Les Espagnols ont tyrannisé Naples, mais saint Janvier les a battus.
Enfin, les Français ont occupé Naples, mais saint Janvier les a éconduits.
Et qui sait ce que fera saint Janvier pour sa patrie?
Quelle que soit la domination, indigène ou étrangère, légitime ou usurpatrice, équitable ou despotique, qui pèse sur ce beau pays, il est une croyance au fond du coeur de tous les Napolitains, croyance qui les rend patiens jusqu'au stoïcisme: c'est que tous les rois et tous les gouvernemens passeront, et qu'il ne restera en définitive que le peuple et saint Janvier.
L'histoire de saint Janvier commence avec l'histoire de Naples, et ne finira, selon toute probabilité, qu'avec elle: toutes deux se côtoient sans cesse, et, à chaque grand événement heureux ou malheureux, elles se touchent et se confondent. Au premier abord, on peut bien se tromper sur les causes et les effets de ces événemens, et les attribuer, sur la foi d'historiens ignorans ou prévenus, à telle ou telle circonstance dont ils vont chercher bien loin la source; mais, en approfondissant le sujet, on verra que, depuis le commencement du quatrième siècle jusqu'à nos jours, saint Janvier est le principe ou la fin de toutes choses; si bien qu'aucun changement ne s'y est accompli que par la permission, par l'ordre ou par l'intervention de son puissant protecteur.

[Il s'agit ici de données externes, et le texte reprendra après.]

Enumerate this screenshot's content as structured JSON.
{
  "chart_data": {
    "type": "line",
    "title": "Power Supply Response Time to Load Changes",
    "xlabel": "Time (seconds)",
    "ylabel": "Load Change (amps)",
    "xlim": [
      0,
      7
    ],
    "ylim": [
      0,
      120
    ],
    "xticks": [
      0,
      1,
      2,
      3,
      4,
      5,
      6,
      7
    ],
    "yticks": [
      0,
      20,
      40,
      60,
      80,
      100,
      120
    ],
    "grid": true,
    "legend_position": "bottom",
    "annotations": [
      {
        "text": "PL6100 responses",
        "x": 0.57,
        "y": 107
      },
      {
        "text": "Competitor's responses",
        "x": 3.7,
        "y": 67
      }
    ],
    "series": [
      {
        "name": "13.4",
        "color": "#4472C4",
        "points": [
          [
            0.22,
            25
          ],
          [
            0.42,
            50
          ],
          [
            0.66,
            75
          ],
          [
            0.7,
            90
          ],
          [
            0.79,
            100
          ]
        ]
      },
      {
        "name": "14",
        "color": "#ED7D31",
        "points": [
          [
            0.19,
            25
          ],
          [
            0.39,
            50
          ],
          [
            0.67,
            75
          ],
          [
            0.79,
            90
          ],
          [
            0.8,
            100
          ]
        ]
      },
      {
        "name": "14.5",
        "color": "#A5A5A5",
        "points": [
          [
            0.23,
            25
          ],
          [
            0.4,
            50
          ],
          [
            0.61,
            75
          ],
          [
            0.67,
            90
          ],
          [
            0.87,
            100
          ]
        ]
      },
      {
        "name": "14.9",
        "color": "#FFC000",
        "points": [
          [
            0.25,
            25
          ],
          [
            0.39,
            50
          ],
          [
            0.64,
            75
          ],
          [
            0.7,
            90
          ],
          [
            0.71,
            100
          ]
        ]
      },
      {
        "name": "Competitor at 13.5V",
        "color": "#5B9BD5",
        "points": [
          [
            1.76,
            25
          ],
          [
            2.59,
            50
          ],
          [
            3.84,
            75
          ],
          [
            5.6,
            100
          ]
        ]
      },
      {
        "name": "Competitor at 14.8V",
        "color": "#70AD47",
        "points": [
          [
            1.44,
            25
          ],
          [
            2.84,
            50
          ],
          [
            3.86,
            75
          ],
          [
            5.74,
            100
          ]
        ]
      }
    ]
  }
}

Aussi cette histoire présente-t-elle trois phases bien distinctes, et doit-elle être envisagée sous trois aspects bien différens. Dans les premiers siècles, elle revêt l'allure simple et naïve d'une légende de Grégoire de Tours; au moyen-âge, elle prend la marche poétique et pittoresque d'une chronique de Froissard; enfin, de nos jours, elle offre l'aspect railleur et sceptique d'un conte de Voltaire.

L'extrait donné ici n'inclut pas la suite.